Key Concepts: RTT and RTO

  1. RTT (Round-Trip Time): The time interval from sending a data packet to receiving its ACK.
  2. RTO (Retransmission Timeout): The timeout threshold the sender waits for an ACK, which should be slightly greater than the average RTT.

Step 1: Initial RTT Estimation and RTO Calculation

TCP cannot predict the initial RTT but needs to set an initial RTO:

  • Standard Specification: The initial RTO is set to 1 second (common implementations, such as Linux, default to 1 second).
  • First Measurement: After sending a data packet and receiving an ACK, the first SampleRTT is obtained, and subsequent adjustments are made dynamically based on it.

Step 2: Smoothed RTT Estimation (SRTT)

To avoid instantaneous fluctuations, TCP uses a weighted moving average to calculate the Smoothed RTT (SRTT):

SRTT = (1 - α) * SRTT + α * SampleRTT  
  • Recommended α value: 0.125 (i.e., the new SampleRTT accounts for 12.5% of the weight).
  • Initial value: For the first measurement, SRTT is directly set to the SampleRTT.

Example:

  • If SampleRTT = 200ms, initial SRTT = 200ms.
  • If the next SampleRTT = 300ms, then the updated SRTT = 0.875×200 + 0.125×300 = 212.5ms.

Step 3: Calculating RTT Deviation (RTTVAR)
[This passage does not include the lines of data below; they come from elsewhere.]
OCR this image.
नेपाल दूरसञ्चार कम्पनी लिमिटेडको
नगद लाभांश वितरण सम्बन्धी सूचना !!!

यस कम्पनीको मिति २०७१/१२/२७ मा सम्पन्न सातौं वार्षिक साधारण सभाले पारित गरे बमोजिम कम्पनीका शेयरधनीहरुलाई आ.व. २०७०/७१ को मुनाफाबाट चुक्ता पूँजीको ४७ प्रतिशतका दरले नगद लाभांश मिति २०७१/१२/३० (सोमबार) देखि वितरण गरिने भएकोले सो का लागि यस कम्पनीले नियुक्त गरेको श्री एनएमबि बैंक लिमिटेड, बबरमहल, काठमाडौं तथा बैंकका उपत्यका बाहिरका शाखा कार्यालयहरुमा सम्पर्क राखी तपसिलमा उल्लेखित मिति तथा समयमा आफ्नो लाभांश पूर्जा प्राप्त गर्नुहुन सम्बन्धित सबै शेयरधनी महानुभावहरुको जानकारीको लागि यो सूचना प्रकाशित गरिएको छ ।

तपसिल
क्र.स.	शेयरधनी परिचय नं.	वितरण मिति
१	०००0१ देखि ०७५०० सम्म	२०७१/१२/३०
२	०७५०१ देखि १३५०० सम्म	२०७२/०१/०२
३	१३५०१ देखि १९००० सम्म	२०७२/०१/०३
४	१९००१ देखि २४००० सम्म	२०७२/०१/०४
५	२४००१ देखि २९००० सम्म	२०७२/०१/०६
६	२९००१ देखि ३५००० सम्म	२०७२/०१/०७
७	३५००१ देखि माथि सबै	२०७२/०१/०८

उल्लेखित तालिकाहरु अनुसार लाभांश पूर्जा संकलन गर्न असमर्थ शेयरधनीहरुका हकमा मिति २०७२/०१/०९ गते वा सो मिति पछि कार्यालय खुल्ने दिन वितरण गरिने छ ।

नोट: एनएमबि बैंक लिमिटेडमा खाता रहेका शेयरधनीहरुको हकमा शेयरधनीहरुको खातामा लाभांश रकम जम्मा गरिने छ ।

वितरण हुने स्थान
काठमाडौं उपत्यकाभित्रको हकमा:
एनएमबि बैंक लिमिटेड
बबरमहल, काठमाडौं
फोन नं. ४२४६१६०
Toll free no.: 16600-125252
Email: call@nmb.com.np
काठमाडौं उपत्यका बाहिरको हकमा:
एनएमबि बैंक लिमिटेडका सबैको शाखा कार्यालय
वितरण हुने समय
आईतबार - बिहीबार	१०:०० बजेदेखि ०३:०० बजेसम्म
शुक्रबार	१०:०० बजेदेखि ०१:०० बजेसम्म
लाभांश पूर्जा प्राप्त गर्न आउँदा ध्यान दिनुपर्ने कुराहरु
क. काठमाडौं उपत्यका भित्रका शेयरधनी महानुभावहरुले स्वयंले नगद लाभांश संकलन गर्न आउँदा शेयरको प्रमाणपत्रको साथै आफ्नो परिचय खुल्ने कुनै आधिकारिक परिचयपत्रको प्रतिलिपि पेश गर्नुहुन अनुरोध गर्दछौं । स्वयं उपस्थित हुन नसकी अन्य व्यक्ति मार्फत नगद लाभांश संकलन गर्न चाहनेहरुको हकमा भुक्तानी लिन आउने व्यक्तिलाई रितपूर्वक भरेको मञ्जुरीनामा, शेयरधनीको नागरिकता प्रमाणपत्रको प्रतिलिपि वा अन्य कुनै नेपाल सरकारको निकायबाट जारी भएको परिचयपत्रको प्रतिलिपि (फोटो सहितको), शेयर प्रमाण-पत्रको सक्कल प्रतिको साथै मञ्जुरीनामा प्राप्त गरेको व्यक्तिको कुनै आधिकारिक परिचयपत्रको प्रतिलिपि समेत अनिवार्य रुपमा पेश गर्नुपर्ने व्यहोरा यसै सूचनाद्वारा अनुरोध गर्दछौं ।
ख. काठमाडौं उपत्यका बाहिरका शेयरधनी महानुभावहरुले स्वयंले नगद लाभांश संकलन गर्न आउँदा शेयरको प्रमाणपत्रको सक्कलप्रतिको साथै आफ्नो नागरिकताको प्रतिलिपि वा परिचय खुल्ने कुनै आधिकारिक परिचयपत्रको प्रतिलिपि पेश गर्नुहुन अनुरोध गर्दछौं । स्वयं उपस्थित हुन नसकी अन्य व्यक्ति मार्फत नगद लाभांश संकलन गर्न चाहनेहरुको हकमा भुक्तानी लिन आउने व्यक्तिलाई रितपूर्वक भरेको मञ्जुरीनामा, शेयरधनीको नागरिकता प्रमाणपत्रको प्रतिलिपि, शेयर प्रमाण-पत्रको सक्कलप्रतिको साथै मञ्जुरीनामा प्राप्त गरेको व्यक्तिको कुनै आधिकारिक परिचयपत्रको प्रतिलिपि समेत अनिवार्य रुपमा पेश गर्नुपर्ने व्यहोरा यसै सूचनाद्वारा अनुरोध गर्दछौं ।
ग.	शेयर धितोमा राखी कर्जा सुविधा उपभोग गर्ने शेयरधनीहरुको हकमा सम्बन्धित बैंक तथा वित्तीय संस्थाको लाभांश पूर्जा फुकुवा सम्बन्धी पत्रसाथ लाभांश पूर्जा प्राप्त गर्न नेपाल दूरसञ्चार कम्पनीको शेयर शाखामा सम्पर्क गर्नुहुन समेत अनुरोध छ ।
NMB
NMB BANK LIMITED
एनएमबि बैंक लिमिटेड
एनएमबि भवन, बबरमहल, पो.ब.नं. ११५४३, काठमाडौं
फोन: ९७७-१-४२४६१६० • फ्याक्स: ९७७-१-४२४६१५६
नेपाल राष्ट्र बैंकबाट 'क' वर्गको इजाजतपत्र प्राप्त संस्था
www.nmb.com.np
Using only SRTT may ignore volatility. TCP introduces RTT Deviation (RTTVAR) to reflect jitter:

Dev = |SampleRTT - SRTT|  
RTTVAR = (1 - β) * RTTVAR + β * Dev  
  • Recommended β value: 0.25 (higher weight for deviation to respond quickly to changes).

Step 4: Final RTO Formula

Combining SRTT and deviation, the RTO calculation formula is:

RTO = SRTT + 4 * RTTVAR  
  • Coefficient 4: An empirical value ensuring RTO covers the vast majority of delay fluctuations.
  • Lower Bound Constraint: RTO must be at least 1 second (to avoid premature retransmissions).

Example:
If SRTT = 212.5ms, RTTVAR = 50ms, then RTO = 212.5 + 4×50 = 412.5ms.


Step 5: Karn's Algorithm Handling Retransmission Ambiguity

When an ACK is received after a packet retransmission, it is impossible to determine whether the ACK corresponds to the original packet or the retransmitted packet (retransmission ambiguity).
Karn's Algorithm Rules:

  1. Ignore the SampleRTT of retransmitted packets (do not update SRTT and RTTVAR).
  2. Use exponential backoff during retransmissions: RTO = 2 × current RTO (to avoid worsening continuous timeouts).
  3. Resume normal measurement upon receiving ACKs for non-retransmitted packets.

Step 6: Modern TCP Optimizations (RFC 6298)

The classic algorithm is sensitive to sudden delays; modern TCP (e.g., Linux) further optimizes:

  1. First Measurement: SRTT = SampleRTT, RTTVAR = SampleRTT / 2.
  2. Minimum RTO: Typically set to 200ms (instead of 1 second), adapting to high-speed networks.
  3. Clock Precision: Use microsecond-level timers (to reduce estimation errors).

Summary and Significance

  • Dynamic Adaptability: Real-time tracking of network changes through SRTT and RTTVAR.
  • Robustness: Karn's algorithm avoids misleading retransmission ambiguity, and exponential backoff alleviates congestion.
  • Efficiency Balance: RTO is neither too long (reducing wait time) nor too short (minimizing unnecessary retransmissions).

This mechanism is one of the core foundations of TCP reliability, and subsequent congestion control (e.g., slow start) also relies on RTO to trigger retransmission behavior.